Although this score at times seems formulaic, it is not a pretentious or calculated affair trying to be highbrow or deeply probing. It's an old-fashioned affair (in fact, you could have easily convinced me it was written a few decades ago) that, as an album, sounds more like a revue than a plot-driven musical. Not everything is cheery as there are a few songs that face the sadder and lonely chapters of life, but there's a life-affirming sensibility poured on pretty thick.
The accompaniment is simple (keyboards), sounding thin in the big emotional moments, but generally is in keeping with the moods. James Mironchik is credited as musical director and album producer.
Personally, this is not my cup of borscht, but I know there's an audience for it. There are many who will laugh uproariously or get teary hearing lyrics that say the word "mamaleh" is "another word for love" and that a card game is really a game called love, or that "guilt is our way of showing love." By now, you can probably guess that there are numbers with "oy veh!" exclaimed at the end or where you'd expect someone to pass you the Kleenex after learning what a martyr now-departed Grandma was. I've been known as a sentimental weeper but I didn't get teary. For more information about the show, you can go to www.mamaleh.com or call 1-866-2-MAMALEH, toll-free and guilt-free.
UNDER THE RADAR
The weekly look at something you may not have heard about.
Briefly noted ... Unlike the typical week where I present a musical theater-related album I'm championing, this week I'm just letting you know about the issue of something which you might assume is such material, but isn't. Over the last couple of months, a production of Stephen Sondheim's Merrily We Roll Along was staged in New York City and created quite a lot of chat on All That Chat. So, I thought it would be worth noting that its producer, Meredith Ellis, who also played the role of Gussie, has put out a CD. She has a pleasing vocal quality, but don't expect anything Broadwayesque - this is a pop album of original songs, some written with a collaborator. It's somewhere between rock and folk, with a bit of a confessional songwriter style.

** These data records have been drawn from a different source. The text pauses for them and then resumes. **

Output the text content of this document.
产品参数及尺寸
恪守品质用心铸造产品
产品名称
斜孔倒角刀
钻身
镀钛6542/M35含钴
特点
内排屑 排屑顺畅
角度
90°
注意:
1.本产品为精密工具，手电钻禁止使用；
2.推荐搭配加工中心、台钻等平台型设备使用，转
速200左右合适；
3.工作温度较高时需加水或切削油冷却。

According to Meredith's website, she has played traditional musical theater roles, but they clearly haven't influenced her songwriting sensibilities and style. She comes from Oklahoma, and perhaps it's both the remains of an accent and the recording mix that makes me have to struggle to hear some of the lyrics here. It all seems a sincere effort, though, without one standout song. I can't help but wonder what she'd sound like doing the theater roles she's performed or if her intent is to only record originals. She's only very recently graduated from college, so there's plenty of time to explore and decide. No liner notes are included, so there's no perspective or background on the songs or what inspired them.
This is not a full-length album: it consists of only seven songs and merrily rolls along for only 29 minutes. It is available at Footlight Records at a price notably lower than the average CD, and you can sample the album at her website.
Traditionally, fall brings a new crop of releases, so it's hoped that we'll have a great harvest of treats over the next few weeks. I'll be listening for you.